Bolsonaro poderá explicar na PGR e TSE sobre possível golpe se não tiver voto impresso em 2022
Ações foram apresentadas pela presidenta nacional da legenda, Gleisi Hoffmann e pelos líderes do partido no Congresso, com objetivo de forçar o presidente brasileiro a apresentar provas de que a eleição vencida por ele 2.018 foi fraudada, segundo ele
( Publicada originalmente às 17h 00 do dia 07/01/2021)
(Brasília-DF, 08/01/2021) A presidenta nacional do PT, deputada Gleisi Hoffmann (PR), e os líderes das bancadas do partido na Câmara, deputado Enio Verri (PR), e no Senado, senador Rogério Carvalho (SE), protocolizaram nesta quinta-feira, 07, duas ações junto a Procuradoria-Geral da República (PGR) e no Tribunal Superior Eleitoral (TSE), para que os dois órgãos possam investigar a ameaça de golpe feita nesta quinta-feira, 07, pelo presidente Jair Bolsonaro (sem partido), de que as cenas protogonizadas nesta última quarta-feira, 06, pelos apoiadores do atual presidente norte-americano, Donald Trump, que invadiram o Congresso Nacional daquele com intuito de evitar que o presidente eleito daquela nação, Joe Biden, fosse certificado de que tomará posse no próximo dia 20, se repetirão no Brasil, em 2.022, caso as eleições presidenciais não acontecem com voto impresso.

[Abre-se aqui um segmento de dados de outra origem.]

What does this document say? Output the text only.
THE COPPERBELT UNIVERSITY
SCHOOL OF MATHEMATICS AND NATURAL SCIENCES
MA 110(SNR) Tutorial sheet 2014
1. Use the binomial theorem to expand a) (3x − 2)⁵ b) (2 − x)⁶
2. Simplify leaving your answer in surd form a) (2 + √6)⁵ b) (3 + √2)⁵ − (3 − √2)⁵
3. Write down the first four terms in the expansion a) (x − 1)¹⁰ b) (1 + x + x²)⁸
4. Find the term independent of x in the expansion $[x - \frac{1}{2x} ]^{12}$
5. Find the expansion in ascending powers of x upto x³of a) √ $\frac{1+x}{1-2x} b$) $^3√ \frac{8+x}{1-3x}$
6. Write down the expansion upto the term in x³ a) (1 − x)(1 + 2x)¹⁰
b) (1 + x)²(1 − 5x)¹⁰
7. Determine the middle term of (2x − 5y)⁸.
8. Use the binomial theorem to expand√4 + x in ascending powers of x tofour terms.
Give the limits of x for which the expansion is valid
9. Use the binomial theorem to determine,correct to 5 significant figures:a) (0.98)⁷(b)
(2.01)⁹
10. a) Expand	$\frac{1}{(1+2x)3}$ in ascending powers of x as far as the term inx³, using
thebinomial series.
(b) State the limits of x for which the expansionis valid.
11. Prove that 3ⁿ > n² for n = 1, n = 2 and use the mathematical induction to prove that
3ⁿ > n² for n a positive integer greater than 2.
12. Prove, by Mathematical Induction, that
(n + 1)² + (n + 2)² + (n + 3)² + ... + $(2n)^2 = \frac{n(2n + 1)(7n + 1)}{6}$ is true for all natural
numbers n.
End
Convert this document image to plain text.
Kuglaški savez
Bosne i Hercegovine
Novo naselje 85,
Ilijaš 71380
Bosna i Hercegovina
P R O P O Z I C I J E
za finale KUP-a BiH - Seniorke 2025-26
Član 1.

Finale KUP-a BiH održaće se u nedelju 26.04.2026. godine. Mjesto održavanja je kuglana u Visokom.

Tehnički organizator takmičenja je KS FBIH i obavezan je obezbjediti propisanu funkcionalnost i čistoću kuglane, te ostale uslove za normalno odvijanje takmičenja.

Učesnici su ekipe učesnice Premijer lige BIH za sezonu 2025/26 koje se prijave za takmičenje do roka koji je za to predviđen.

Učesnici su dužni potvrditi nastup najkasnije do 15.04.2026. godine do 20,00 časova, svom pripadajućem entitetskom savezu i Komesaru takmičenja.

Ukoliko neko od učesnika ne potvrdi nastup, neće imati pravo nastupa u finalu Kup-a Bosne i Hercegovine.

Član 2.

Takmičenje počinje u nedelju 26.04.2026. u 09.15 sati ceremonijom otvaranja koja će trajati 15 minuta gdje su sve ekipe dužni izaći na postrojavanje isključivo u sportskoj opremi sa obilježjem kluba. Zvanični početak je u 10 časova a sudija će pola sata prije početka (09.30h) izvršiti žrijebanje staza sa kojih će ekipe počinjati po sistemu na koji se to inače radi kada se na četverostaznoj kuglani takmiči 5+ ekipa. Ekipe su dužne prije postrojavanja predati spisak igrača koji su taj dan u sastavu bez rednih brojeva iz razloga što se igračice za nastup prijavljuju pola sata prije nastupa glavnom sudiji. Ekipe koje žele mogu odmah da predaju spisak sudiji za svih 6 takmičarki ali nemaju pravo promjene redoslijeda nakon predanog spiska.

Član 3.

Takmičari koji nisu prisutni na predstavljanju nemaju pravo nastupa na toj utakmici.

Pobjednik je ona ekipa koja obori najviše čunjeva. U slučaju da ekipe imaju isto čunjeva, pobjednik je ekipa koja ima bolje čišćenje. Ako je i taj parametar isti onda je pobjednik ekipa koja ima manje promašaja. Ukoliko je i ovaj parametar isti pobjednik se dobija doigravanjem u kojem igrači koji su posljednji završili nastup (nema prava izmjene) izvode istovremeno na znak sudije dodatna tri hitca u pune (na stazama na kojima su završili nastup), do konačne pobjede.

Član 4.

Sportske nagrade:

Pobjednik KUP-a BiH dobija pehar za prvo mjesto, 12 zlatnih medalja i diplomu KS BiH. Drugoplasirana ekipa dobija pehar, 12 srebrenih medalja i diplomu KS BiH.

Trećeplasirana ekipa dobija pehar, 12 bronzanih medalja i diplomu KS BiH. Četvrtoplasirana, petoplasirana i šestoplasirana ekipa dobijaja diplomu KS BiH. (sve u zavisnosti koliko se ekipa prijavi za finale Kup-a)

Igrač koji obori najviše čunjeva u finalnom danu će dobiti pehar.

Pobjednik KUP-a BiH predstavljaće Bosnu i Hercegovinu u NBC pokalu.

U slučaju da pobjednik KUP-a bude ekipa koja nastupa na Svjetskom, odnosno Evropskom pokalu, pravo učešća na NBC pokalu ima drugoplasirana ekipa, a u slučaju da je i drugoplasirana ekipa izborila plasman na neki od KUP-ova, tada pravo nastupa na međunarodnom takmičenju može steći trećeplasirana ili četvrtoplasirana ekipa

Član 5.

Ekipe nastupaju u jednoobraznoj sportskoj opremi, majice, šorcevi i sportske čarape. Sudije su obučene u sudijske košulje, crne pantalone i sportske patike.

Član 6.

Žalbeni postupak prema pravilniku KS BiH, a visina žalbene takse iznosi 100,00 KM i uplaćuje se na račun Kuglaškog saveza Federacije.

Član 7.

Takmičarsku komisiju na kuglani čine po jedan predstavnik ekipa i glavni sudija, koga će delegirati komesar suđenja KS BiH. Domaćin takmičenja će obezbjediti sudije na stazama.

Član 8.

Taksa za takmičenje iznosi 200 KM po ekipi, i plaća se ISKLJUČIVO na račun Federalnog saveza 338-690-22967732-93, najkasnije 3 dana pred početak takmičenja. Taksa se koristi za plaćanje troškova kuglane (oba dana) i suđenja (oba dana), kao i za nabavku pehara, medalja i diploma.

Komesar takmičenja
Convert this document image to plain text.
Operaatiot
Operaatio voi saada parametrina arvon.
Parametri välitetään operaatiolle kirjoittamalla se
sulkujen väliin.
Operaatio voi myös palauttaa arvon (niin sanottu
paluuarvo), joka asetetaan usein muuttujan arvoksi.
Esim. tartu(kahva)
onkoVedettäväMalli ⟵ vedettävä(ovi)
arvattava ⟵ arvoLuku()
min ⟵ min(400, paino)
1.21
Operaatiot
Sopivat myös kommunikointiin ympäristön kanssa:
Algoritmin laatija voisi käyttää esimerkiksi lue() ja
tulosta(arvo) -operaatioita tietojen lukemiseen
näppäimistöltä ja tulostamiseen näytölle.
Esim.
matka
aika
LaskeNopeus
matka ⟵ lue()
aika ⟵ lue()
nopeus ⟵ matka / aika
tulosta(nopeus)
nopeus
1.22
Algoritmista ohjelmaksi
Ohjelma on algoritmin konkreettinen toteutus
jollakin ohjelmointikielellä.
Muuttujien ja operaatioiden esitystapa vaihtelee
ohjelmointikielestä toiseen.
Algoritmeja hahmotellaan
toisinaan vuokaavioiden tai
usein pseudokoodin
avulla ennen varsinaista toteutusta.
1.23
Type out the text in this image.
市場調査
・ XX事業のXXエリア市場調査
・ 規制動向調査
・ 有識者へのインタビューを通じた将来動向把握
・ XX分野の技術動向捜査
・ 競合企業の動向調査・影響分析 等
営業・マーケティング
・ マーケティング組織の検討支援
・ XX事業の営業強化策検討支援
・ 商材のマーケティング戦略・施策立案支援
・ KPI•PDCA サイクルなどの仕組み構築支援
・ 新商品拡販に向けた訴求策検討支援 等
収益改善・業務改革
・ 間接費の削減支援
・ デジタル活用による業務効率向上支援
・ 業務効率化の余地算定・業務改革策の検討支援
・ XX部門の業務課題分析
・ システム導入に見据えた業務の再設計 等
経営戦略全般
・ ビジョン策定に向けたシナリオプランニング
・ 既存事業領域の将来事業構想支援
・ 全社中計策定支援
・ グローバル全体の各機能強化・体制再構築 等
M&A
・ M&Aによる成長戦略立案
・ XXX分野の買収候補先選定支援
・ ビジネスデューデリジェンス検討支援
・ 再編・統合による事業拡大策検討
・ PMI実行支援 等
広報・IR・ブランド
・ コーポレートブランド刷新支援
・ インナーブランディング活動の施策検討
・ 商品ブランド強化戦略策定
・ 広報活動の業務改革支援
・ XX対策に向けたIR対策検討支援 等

De acordo com os petistas, as acusações sem provas ao sistema eleitoral brasileiro e as ameaças à democracia do país são passíveis de responsabilização civil, penal, e administrativa. As duas ações têm como base, ainda, as declarações feitas por Bolsonaro nesta última quarta, quando afirmou que sua vitória eleitoral teria sido muito maior do anunciado oficialmente. De acordo com o TSE, Bolsonaro foi eleito com 54% dos votos contra 46% destinado ao ex-ministro da Educação, Fernando Haddad (PT).
Nas ações, os líderes petistas ressaltam que essa não é a primeira vez que Bolsonaro alega fraude no processo eleitoral de 2018, sem apresentar provas. Segundo eles, o agravante agora é que essa repetida acusação vem acompanhada de uma ameaça velada caso o resultado da futura eleição em 2022 não seja do agrado do atual presidente.
Ao pedir a investigação desse fato pela presidente do TSE, ministra Rosa Weber, e do Procurador-Geral da República, Augusto Aras, os petistas ressaltam que o PT já havia solicitado apuração de outras falsas acusações de Bolsonaro ao sistema eleitoral brasileiro. Segundo eles, “esses reiterados ataques promovidos por um presidente irresponsável só estão acontecendo pela reiterada inércia dos órgãos de controle”.
“Não se pode admitir, ou sequer pressupor, que se trata de simples e direta leviandade promovida pelo presidente da República, porque isso atenta contra a própria instituição da Justiça Eleitoral e à democracia, caso contrário, nos parece caracterizar conduta passível de responsabilização”, argumentam os petistas.
Os líderes petistas ressaltaram, ainda, que “a manipulação do medo coletivo, resultante de uma mentira difusa e sem nenhum lastro fático” por parte de Bolsonaro, “constitui uma conhecida tática de política fascista que não traz resposta aos problemas diários da população, cujo fim é obter ilegítimo poder político, uma vez que contraria as regras democráticas”.
(por Humberto Azevedo, especial para a Agência Política Real, com edição de Genésio Jr.)